Oh, Your Aching Back, and How to Relieve It


Before you agree to surgery, pain pills, braces, cortisone shots or a chiropractor – try . . .

Moving more often.

And in a natural, functional way.

Unless your pain is coming from an unhealed injury, check out the Egoscue Method.

Except for Rare Birth Defects, People’s Backs are NOT Born Defective


Our backs are designed to carry us upright throughout life. Despite what some experts claim, evolution isn’t to blame for your pain.

We’re intended to walk, run, carry heavy objects, crouch, crawl and climb on a regular basis.

You’re not alone with your problem. 31 million Americans also feel your pain – in the lower back.


According to the American Chiropractic Association, half of all Americans who are working admit to experiencing back pain every year. When you add in people who are not working due to disability and age, the total must be shocking.

If you have never suffered back pain, the odds are you will someday. 75-85% of Americans experience it at some point in their lives.


Back pain is the second most common reason people go to the doctor. (Respiratory tract infections are the most common reason.)

Americans spend $86 million every year on their back pain. It’s the most common cause of job disability.

And, sadly, it’s a major reason for people becoming dependent on opioid pain killers.

According to the American Academy of Family Physicians, Most Back Treatments are Worthless

They found no benefit from massage, chiropractic manipulation, oral steroids, acupuncture, traction or lumbar supports.

They actually didn’t find regular exercise programs effective, but do agree patients must stay active.


Blame the Chair

Muscle strength is necessary, of course. But you can’t expect a few hours at the gym to make up for sitting down all the rest of your week.

When you sit for extensive periods, you get tight hip flexors and weakness in your abdominals, glutes and hamstrings. This puts your pelvis out of alignment. It reduces the flow of blood to your glutes. Weak glutes are a major hallmark of low back pain.

Remaining sedentary also negatively affects the fluids in your disks. Herniated disks are a common cause of back pain, yet they are just a symptom of sitting down too long. 

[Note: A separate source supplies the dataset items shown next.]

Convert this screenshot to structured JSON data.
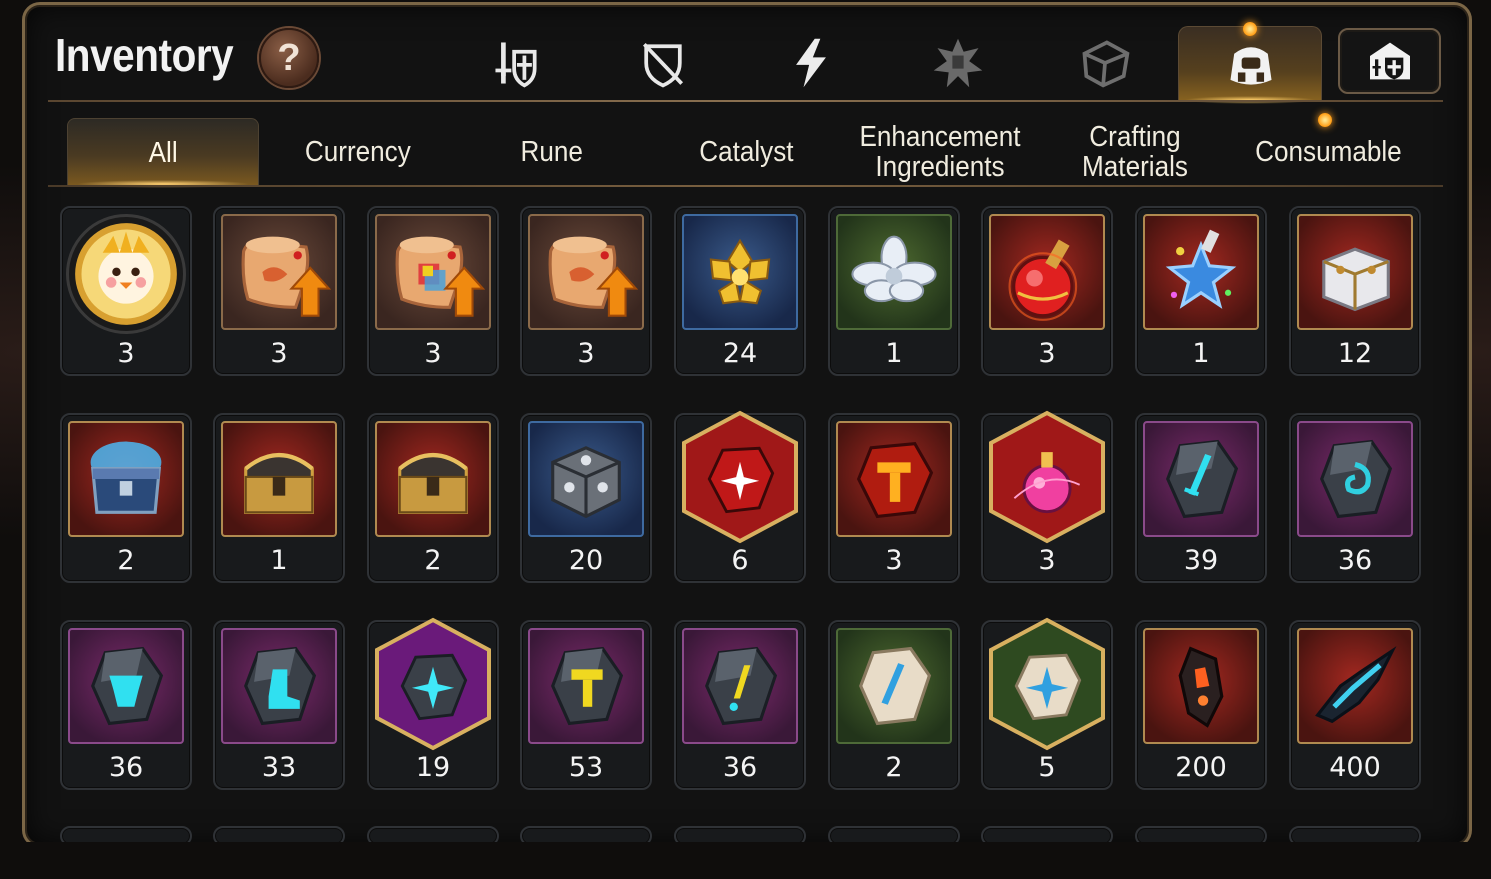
{
  "header": {
    "title": "Inventory",
    "help_label": "?"
  },
  "category_icons": [
    {
      "name": "equipment-icon",
      "active": false
    },
    {
      "name": "no-equip-icon",
      "active": false
    },
    {
      "name": "lightning-icon",
      "active": false
    },
    {
      "name": "artifact-icon",
      "active": false
    },
    {
      "name": "cube-icon",
      "active": false
    },
    {
      "name": "backpack-icon",
      "active": true
    },
    {
      "name": "guild-storage-icon",
      "active": false
    }
  ],
  "tabs": [
    {
      "label": "All",
      "active": true
    },
    {
      "label": "Currency",
      "active": false
    },
    {
      "label": "Rune",
      "active": false
    },
    {
      "label": "Catalyst",
      "active": false
    },
    {
      "label": "Enhancement Ingredients",
      "active": false
    },
    {
      "label": "Crafting Materials",
      "active": false
    },
    {
      "label": "Consumable",
      "active": false
    }
  ],
  "items": [
    {
      "count": "3",
      "icon": "mascot-coin-icon"
    },
    {
      "count": "3",
      "icon": "upgrade-scroll-icon"
    },
    {
      "count": "3",
      "icon": "rainbow-upgrade-scroll-icon"
    },
    {
      "count": "3",
      "icon": "upgrade-scroll-icon"
    },
    {
      "count": "24",
      "icon": "gold-crystal-icon"
    },
    {
      "count": "1",
      "icon": "silver-flower-icon"
    },
    {
      "count": "3",
      "icon": "red-potion-icon"
    },
    {
      "count": "1",
      "icon": "star-potion-icon"
    },
    {
      "count": "12",
      "icon": "silver-chest-icon"
    },
    {
      "count": "2",
      "icon": "blue-chest-icon"
    },
    {
      "count": "1",
      "icon": "gold-chest-icon"
    },
    {
      "count": "2",
      "icon": "gold-chest-icon"
    },
    {
      "count": "20",
      "icon": "steel-cube-icon"
    },
    {
      "count": "6",
      "icon": "red-star-stone-icon"
    },
    {
      "count": "3",
      "icon": "red-hammer-stone-icon"
    },
    {
      "count": "3",
      "icon": "pink-potion-icon"
    },
    {
      "count": "39",
      "icon": "sword-stone-icon"
    },
    {
      "count": "36",
      "icon": "swirl-stone-icon"
    },
    {
      "count": "36",
      "icon": "armor-stone-icon"
    },
    {
      "count": "33",
      "icon": "boot-stone-icon"
    },
    {
      "count": "19",
      "icon": "purple-star-stone-icon"
    },
    {
      "count": "53",
      "icon": "hammer-stone-icon"
    },
    {
      "count": "36",
      "icon": "exclaim-stone-icon"
    },
    {
      "count": "2",
      "icon": "white-sword-stone-icon"
    },
    {
      "count": "5",
      "icon": "white-star-stone-icon"
    },
    {
      "count": "200",
      "icon": "dark-crystal-icon"
    },
    {
      "count": "400",
      "icon": "dark-shard-icon"
    }
  ],
  "colors": {
    "accent_gold": "#f0a020",
    "frame_brown": "#7b6646",
    "text": "#f4f4f4"
  }
}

The intervertebral disks are tough pads of tissue that cushion your vertebrae, keeping them separate. When they get squeezed the wrong way, they rub against a nerve, causing pain. They can rupture, leaking their fluid.


According to Pete Egoscue, it’s muscles that push the disk against the nerve, so it’s muscles that can correct the situation.

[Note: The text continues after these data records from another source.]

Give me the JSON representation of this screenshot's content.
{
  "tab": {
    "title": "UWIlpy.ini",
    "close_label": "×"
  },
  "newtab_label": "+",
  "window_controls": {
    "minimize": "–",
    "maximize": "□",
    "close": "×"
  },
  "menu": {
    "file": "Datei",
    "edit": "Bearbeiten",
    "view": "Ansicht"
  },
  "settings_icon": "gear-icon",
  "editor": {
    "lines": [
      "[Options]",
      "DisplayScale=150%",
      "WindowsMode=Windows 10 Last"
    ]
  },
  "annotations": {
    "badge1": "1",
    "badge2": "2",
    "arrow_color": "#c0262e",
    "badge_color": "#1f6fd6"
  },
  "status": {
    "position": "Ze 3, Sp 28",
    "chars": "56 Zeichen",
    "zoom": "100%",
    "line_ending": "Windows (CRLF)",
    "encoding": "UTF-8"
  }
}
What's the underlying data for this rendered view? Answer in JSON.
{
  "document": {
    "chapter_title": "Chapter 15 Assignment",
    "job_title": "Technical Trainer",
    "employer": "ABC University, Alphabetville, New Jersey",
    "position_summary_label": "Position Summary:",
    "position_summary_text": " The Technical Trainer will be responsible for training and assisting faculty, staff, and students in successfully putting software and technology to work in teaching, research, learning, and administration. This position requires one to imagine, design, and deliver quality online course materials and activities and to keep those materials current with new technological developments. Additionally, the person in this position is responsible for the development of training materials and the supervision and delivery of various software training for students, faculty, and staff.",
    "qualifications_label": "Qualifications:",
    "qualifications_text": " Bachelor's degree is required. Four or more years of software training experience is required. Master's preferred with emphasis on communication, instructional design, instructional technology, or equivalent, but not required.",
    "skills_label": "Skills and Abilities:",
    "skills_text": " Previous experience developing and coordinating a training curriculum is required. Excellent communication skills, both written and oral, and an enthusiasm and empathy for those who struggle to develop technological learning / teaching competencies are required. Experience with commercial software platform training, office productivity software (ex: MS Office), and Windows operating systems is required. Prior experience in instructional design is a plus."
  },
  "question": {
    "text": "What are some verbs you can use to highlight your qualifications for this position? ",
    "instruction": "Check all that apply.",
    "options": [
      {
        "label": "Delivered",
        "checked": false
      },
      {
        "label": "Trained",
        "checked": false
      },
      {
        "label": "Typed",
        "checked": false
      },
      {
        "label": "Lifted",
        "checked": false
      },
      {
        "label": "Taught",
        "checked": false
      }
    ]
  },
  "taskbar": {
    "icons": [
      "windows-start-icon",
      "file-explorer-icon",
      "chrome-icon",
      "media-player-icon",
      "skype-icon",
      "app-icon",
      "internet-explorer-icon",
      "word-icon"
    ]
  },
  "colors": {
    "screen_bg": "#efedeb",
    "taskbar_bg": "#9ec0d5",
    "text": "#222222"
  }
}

He fully describes his recommended exercises in his books. One simple one I’ve found helpful is just to lie on the floor with your legs on a box, the surface of a bed or the seat of a chair. Your thighs go straight up from the floor, forming a 90-degree angle at your waist. Your feet and calves rest on the flat surface of the box, chair or bed. Your knee is at a 90-degree angle. 

Just lie back and relax, letting gravity settle your spine to the floor. It’s a lot easier to do it than to describe it.

Just rest that way for up to an hour. Listen to music or a podcast.

Extra Body Weight Throws Your Muscles and Spine Off-Balance

That’s why back pain is highly associated with obesity. The excess weight on your gut is stressing your back muscles in ways they weren’t designed to handle.


The Journal of American Epidemiology published an article verifying obese people suffered more back pain than the nonobese. 

If you are now overweight, you know you should lose weight, and this article is not about pointing fingers. It’s about back pain, and losing excess weight will help you prevent or reduce back pain.

Obviously, being more active (both through organized “exercise” and just moving more throughout all your life) will help your weight issue.


Stress and Poor Emotional Health Also Affect Your Back

A group of researchers followed 100 people for four years. At the start of the program, they were all free of back pain. 

But the ones who had the poorest psychological health and who had experienced trauma were the most likely to develop back pain during the four-year study.

Therefore, seek help for your emotional issues, especially if you are depressed or suffering from Posttraumatic Stress Disorder.


Tips for Preventing or Relieving Back Pain

  1. Do not sit for longer than 30 minutes. Stand up. Stretch. Walk around.
  1. Stay active. Sports and workouts are fine, but regular walking on a consistent basis is even better.
  1. Maintain good posture. Don’t hunch over. Raise your phone instead of keeping your head bent down.
  1. Practice yoga, Pilates or another stretching program. Don’t do any heavy exercise until you’re warmed up and have stretched.
  1. Maintain a slim weight or lose weight until you’re slim again.
  1. Stay hydrated to keep your intervertebral disks from drying out.
  1. Check out Pete Egoscue’s E-cises in his books. If you really need help for any back or joint pain, see whether any of his certified therapists are in your area.


One Last Tip

Try walking backward. 

It forces you to put your toe down first, the heel last. That opens up your pelvis and relieves disk pressure.

But do be careful. Don’t use a treadmill. Go slow, so you’re sure of what’s behind you.